Much like Director Bong’s previous projects, Mickey 17 is a work of absurdist social commentary with razor-edge humor. In it, Mickey Barnes (Robert Pattinson) gets tricked into a bad business deal by his friend Timo (Steven Yeun). When the loan sharks start circling, he jumps on a space expedition led by the failed politician Kenneth Marshall (Mark Ruffalo) and his co-dependent wife Ylfa (Toni Collette). Only Mickey doesn’t read the fine print and signs up for several consecutive life sentences as an Expendable. The mad scientists on the ship scan his body and brain, and whenever their experiments kill him, they print another Mickey out, reupload his consciousness, and start killing him again. Until they get to 17. After 17 is abandoned to freeze to death, he meets a herd of woolly mammoth-pillbug-tardigrade creatures called Creepers, and the man who dies for a living comes to life.

Oh, and Mickey 17 is a comedy. And a satire. And kind of romantic. The only person in the universe who cares about Mickey is Nasha (Naomi Ackie), a security specialist and danger girl who gets more interesting and heroic the more she’s on screen.
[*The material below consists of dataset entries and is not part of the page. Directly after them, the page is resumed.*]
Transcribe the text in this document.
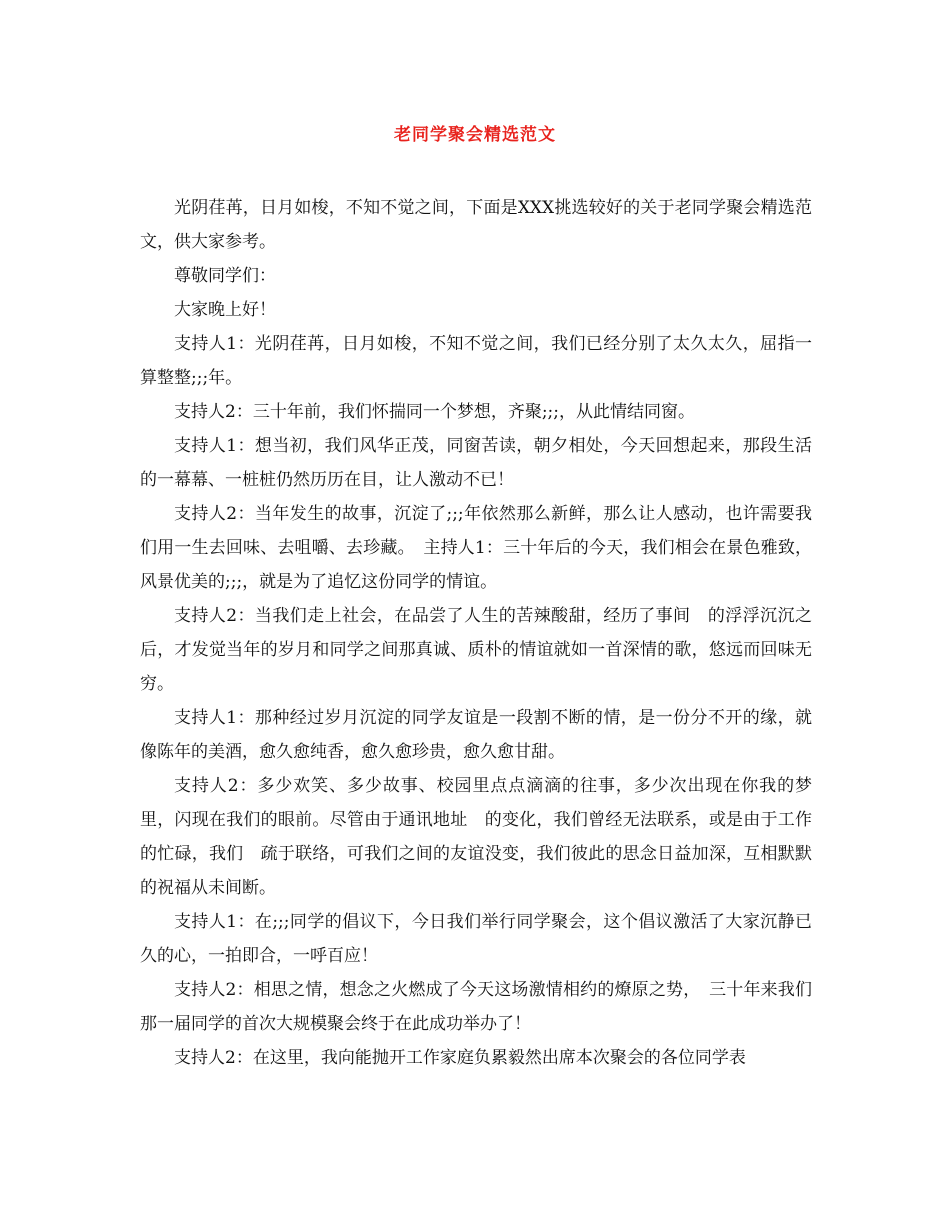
老同学聚会精选范文

光阴荏苒，日月如梭，不知不觉之间，下面是XXX挑选较好的关于老同学聚会精选范文，供大家参考。

尊敬同学们：

大家晚上好！

支持人1：光阴荏苒，日月如梭，不知不觉之间，我们已经分别了太久太久，屈指一算整整;;;年。

支持人2：三十年前，我们怀揣同一个梦想，齐聚;;;，从此情结同窗。

支持人1：想当初，我们风华正茂，同窗苦读，朝夕相处，今天回想起来，那段生活的一幕幕、一桩桩仍然历历在目，让人激动不已！

支持人2：当年发生的故事，沉淀了;;;年依然那么新鲜，那么让人感动，也许需要我们用一生去回味、去咀嚼、去珍藏。　主持人1：三十年后的今天，我们相会在景色雅致，风景优美的;;;，就是为了追忆这份同学的情谊。

支持人2：当我们走上社会，在品尝了人生的苦辣酸甜，经历了事间　的浮浮沉沉之后，才发觉当年的岁月和同学之间那真诚、质朴的情谊就如一首深情的歌，悠远而回味无穷。

支持人1：那种经过岁月沉淀的同学友谊是一段割不断的情，是一份分不开的缘，就像陈年的美酒，愈久愈纯香，愈久愈珍贵，愈久愈甘甜。

支持人2：多少欢笑、多少故事、校园里点点滴滴的往事，多少次出现在你我的梦里，闪现在我们的眼前。尽管由于通讯地址　的变化，我们曾经无法联系，或是由于工作的忙碌，我们　疏于联络，可我们之间的友谊没变，我们彼此的思念日益加深，互相默默的祝福从未间断。

支持人1：在;;;同学的倡议下，今日我们举行同学聚会，这个倡议激活了大家沉静已久的心，一拍即合，一呼百应！

支持人2：相思之情，想念之火燃成了今天这场激情相约的燎原之势，　三十年来我们那一届同学的首次大规模聚会终于在此成功举办了！

支持人2：在这里，我向能抛开工作家庭负累毅然出席本次聚会的各位同学表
Nasha is happy when Mickey doesn’t die and happier when the scientists mistakenly print another one, but Mickey 18 is built differently. 17 is gentle with a sharp tongue. 18 is perpetually furious and quick with his fiss. They’re both Mickey, but from different lifelines with their own motivations, and they both want to live. Nasha would be even happier with her polyamorous throuple pod, but it’s illegal. Punishable by eradication, even on far flung outpost planets where colonization is the goal. And just like that, the inciting incident arrives.
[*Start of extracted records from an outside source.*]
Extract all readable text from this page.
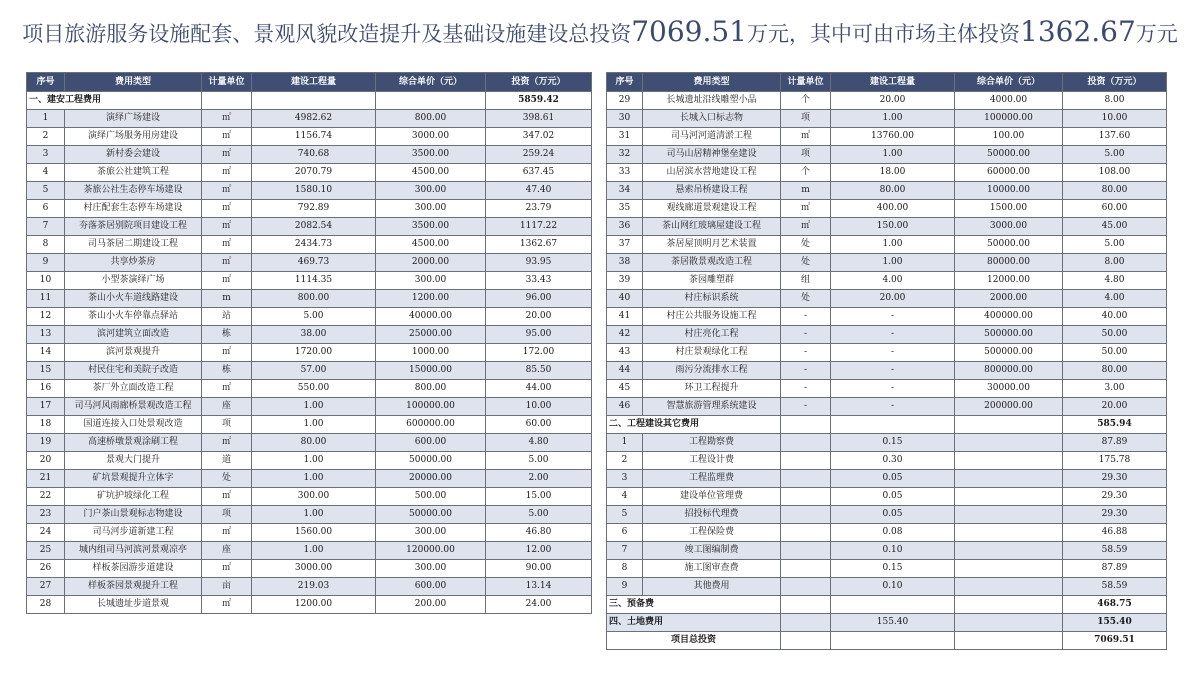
项目旅游服务设施配套、景观风貌改造提升及基础设施建设总投资7069.51万元，其中可由市场主体投资1362.67万元
序号	费用类型	计量单位	建设工程量	综合单价（元）	投资（万元）
一、建安工程费用					5859.42
1	演绎广场建设	㎡	4982.62	800.00	398.61
2	演绎广场服务用房建设	㎡	1156.74	3000.00	347.02
3	新村委会建设	㎡	740.68	3500.00	259.24
4	茶旅公社建筑工程	㎡	2070.79	4500.00	637.45
5	茶旅公社生态停车场建设	㎡	1580.10	300.00	47.40
6	村庄配套生态停车场建设	㎡	792.89	300.00	23.79
7	夯落茶居别院项目建设工程	㎡	2082.54	3500.00	1117.22
8	司马茶居二期建设工程	㎡	2434.73	4500.00	1362.67
9	共享炒茶房	㎡	469.73	2000.00	93.95
10	小型茶演绎广场	㎡	1114.35	300.00	33.43
11	茶山小火车道线路建设	m	800.00	1200.00	96.00
12	茶山小火车停靠点驿站	站	5.00	40000.00	20.00
13	滨河建筑立面改造	栋	38.00	25000.00	95.00
14	滨河景观提升	㎡	1720.00	1000.00	172.00
15	村民住宅和美院子改造	栋	57.00	15000.00	85.50
16	茶厂外立面改造工程	㎡	550.00	800.00	44.00
17	司马河风雨廊桥景观改造工程	座	1.00	100000.00	10.00
18	国道连接入口处景观改造	项	1.00	600000.00	60.00
19	高速桥墩景观涂刷工程	㎡	80.00	600.00	4.80
20	景观大门提升	道	1.00	50000.00	5.00
21	矿坑景观提升立体字	处	1.00	20000.00	2.00
22	矿坑护坡绿化工程	㎡	300.00	500.00	15.00
23	门户茶山景观标志物建设	项	1.00	50000.00	5.00
24	司马河步道新建工程	㎡	1560.00	300.00	46.80
25	城内组司马河滨河景观凉亭	座	1.00	120000.00	12.00
26	样板茶园游步道建设	㎡	3000.00	300.00	90.00
27	样板茶园景观提升工程	亩	219.03	600.00	13.14
28	长城遗址步道景观	㎡	1200.00	200.00	24.00
序号	费用类型	计量单位	建设工程量	综合单价（元）	投资（万元）
29	长城遗址沿线雕塑小品	个	20.00	4000.00	8.00
30	长城入口标志物	项	1.00	100000.00	10.00
31	司马河河道清淤工程	㎡	13760.00	100.00	137.60
32	司马山居精神堡垒建设	项	1.00	50000.00	5.00
33	山居滨水营地建设工程	个	18.00	60000.00	108.00
34	悬索吊桥建设工程	m	80.00	10000.00	80.00
35	观线廊道景观建设工程	㎡	400.00	1500.00	60.00
36	茶山网红玻璃屋建设工程	㎡	150.00	3000.00	45.00
37	茶居屋顶明月艺术装置	处	1.00	50000.00	5.00
38	茶居散景观改造工程	处	1.00	80000.00	8.00
39	茶园雕塑群	组	4.00	12000.00	4.80
40	村庄标识系统	处	20.00	2000.00	4.00
41	村庄公共服务设施工程	-	-	400000.00	40.00
42	村庄亮化工程	-	-	500000.00	50.00
43	村庄景观绿化工程	-	-	500000.00	50.00
44	雨污分流排水工程	-	-	800000.00	80.00
45	环卫工程提升	-	-	30000.00	3.00
46	智慧旅游管理系统建设	-	-	200000.00	20.00
二、工程建设其它费用					585.94
1	工程勘察费		0.15		87.89
2	工程设计费		0.30		175.78
3	工程监理费		0.05		29.30
4	建设单位管理费		0.05		29.30
5	招投标代理费		0.05		29.30
6	工程保险费		0.08		46.88
7	竣工图编制费		0.10		58.59
8	施工图审查费		0.15		87.89
9	其他费用		0.10		58.59
三、预备费					468.75
四、土地费用			155.40		155.40
项目总投资					7069.51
For me, it’s always a good day for any sub-genre of sci-fi, including Bong, Besson, The Wachowskis, Jeunet, Proyas, Watanabe, and most of the usual suspects that make us think, laugh, shudder, or star gaze with wonder. Imagine if The Fifth Element walked up and wanted to talk about the dangers of capitalism made so rampant that we take it to other planets. Or if Delicatessen (1991) continued to examine the darkly quirky rules of survival but added a conversation about the demeaning nature of the colonial mindset. And if you haven’t seen those movies or Okja or Snowpiercer, Mickey 17 is about class and how the phrase “eat the rich” evolved because the wealthy devoured the workers first. For instance, Colette’s Ylfa is obsessed with a condiment she calls “sauce”—no other name—but it’s always crimson red and seasoned with death. This is a film about imperialism bloated by entitlement, but also how nature and experience conspire to make every person an individual—even when they’re a clone. And it’s about the loyalty and acceptance that comes from pure love.

Mickey 17 isn’t the movie that Parasite is, it’s not meant to be. Yet we see the same levels of surreal but believable production design—this time by Fiona Crombie, editing by Jinmo Yang, and cinematography by Darius Khondji. There’s a similar compassion for those trapped under the boot of a voracious and consumptive ruling class, the casual cruelty that burns like acid because it comes too easy, and the humor that punches you in the kidneys as much as it makes you laugh.
Bong Joon Ho makes fractured fairytales for the thinkers and dreamers, but it’s never the same unnervingly sweet yet frightening tale twice. That’s what makes having him crack your brain open such an odd but appealing experience. It’s also why I’m good with gravy, jus, salad dressing, hollandaise, or béchamel, but because of Mickey 17, “sauce” is forever sinister.